Our statement on the Budget: men’s jobs treated as investment; women’s jobs treated as expenses
Wednesday’s budget overlooked the millions of women and families relying on public sector services. Increasing the tax-free threshold and minimum wage may put more money in the pockets of individuals. But squeezing public spending means further cuts in the jobs, benefits and critical services that so many women rely on.
The Chancellor was not clear where he will make the next £3.5 billion in public spending cuts, but it is expected they will continue to disproportionately affect women who make up two-thirds of public service workers.
More women than men rely on benefits and services - to weather the gender pay gap or support their families. With tax credits and child benefits already frozen, women across the UK are struggling to live within their means. And it will fall on women to replace many of the public services that are lost, such as the millions more who will become unpaid carers for disabled relatives no longer be able to rely on Personal Independence Payments.
And just as women’s livelihoods are being threatened, the government plans to bring forward capital spending in order to invest in high-speed railway lines and underground tunnels.
“This is typical of how governments deal with financial crises,” said Halla Gunnarsdottir, Head of Policy at the Women’s Equality Party. “First men’s unemployment goes up and then there are endless ideas for national infrastructure projects to get men back into work, while women are sent home, often long term.”
“The problem is that ‘men’s jobs’ are seen as investment, while women’s are seen as expenses. In a more equal economy, where jobs and caring responsibilities arenot determined by your gender, decisions about whereto invest might be different.”

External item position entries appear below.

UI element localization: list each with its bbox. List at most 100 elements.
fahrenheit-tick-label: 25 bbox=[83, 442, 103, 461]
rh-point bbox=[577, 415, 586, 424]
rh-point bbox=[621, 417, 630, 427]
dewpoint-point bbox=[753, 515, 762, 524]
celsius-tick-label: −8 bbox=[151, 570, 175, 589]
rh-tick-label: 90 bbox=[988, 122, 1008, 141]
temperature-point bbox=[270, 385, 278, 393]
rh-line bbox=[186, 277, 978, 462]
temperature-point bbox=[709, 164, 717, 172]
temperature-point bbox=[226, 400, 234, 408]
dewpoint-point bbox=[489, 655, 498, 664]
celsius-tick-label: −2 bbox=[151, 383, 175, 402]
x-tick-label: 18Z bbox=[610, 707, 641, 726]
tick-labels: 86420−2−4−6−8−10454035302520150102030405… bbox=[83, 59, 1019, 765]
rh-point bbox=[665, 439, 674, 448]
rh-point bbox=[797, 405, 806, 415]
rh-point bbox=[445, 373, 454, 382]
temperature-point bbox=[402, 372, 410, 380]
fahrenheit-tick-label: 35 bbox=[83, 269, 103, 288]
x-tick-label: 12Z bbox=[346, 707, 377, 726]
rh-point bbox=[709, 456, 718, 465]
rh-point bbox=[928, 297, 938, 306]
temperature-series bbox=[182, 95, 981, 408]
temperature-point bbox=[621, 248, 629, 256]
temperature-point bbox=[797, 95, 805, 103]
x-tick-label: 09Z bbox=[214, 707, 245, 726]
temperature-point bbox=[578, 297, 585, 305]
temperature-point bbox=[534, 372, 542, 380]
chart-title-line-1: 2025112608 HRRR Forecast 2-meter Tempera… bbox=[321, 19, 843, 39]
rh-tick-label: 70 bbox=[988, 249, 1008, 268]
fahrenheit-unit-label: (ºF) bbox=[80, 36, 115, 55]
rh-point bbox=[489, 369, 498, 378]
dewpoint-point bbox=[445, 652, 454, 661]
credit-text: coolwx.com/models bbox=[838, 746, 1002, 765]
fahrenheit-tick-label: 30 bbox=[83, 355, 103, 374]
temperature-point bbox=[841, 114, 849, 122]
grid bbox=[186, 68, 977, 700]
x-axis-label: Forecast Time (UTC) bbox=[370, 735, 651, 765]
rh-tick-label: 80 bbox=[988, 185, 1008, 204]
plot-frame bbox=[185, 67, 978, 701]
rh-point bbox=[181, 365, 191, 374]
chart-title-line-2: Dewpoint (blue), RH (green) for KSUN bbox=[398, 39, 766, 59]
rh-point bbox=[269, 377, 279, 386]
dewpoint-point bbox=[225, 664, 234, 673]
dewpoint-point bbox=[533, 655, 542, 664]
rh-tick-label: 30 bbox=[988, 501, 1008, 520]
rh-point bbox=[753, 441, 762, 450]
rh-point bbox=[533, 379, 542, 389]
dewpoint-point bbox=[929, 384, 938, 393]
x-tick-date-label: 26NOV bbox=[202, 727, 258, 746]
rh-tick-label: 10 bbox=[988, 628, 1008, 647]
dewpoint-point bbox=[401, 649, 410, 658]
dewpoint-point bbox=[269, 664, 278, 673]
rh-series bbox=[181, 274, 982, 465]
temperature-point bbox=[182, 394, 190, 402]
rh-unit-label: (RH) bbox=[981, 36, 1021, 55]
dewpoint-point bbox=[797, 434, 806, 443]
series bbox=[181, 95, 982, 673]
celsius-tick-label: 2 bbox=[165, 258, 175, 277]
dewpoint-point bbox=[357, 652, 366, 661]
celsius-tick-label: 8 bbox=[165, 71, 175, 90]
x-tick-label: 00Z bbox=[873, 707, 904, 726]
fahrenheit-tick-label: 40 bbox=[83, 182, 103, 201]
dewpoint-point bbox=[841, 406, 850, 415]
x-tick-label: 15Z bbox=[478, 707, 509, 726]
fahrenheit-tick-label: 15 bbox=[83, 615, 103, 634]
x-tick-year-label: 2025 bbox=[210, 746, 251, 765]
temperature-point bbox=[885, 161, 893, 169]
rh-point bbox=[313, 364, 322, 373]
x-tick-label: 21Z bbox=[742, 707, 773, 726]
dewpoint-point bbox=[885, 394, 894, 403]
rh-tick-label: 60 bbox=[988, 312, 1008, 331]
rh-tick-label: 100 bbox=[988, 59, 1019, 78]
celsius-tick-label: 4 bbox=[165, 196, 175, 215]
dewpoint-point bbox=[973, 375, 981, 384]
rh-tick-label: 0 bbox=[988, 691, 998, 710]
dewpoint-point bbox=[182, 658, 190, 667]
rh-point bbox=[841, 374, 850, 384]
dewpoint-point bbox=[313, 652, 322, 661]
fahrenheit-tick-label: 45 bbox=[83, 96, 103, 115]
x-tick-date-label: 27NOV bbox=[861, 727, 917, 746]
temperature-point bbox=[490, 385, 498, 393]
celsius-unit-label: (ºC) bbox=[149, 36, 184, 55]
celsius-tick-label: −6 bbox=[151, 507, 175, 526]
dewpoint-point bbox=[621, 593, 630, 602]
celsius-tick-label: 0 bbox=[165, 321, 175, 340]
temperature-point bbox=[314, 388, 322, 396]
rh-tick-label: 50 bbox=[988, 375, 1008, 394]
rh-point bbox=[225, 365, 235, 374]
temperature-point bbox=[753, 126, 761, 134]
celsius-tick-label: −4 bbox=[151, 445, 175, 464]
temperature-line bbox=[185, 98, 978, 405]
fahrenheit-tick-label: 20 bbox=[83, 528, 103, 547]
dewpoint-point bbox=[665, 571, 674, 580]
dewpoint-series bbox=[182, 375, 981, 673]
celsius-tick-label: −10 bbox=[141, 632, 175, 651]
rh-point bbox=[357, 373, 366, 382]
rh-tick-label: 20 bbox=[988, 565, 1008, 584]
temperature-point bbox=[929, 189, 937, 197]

The Chancellor’s announcements come one week after the Women’s Budget Group found that investing 2 per cent of GDP in care would create twice as many jobs as the same investment in construction.
“It is a matter of priorities,” said Sophie Walker, Leader of the Women’s Equality Party and London Mayoral candidate. “Whether we are in a period of prosperity or austerity, women are always first in the firing line. That is why the Women’s Equality Party is calling for gender budgeting - so that everyone can see the real impact of these decisions and decide what’s fair.”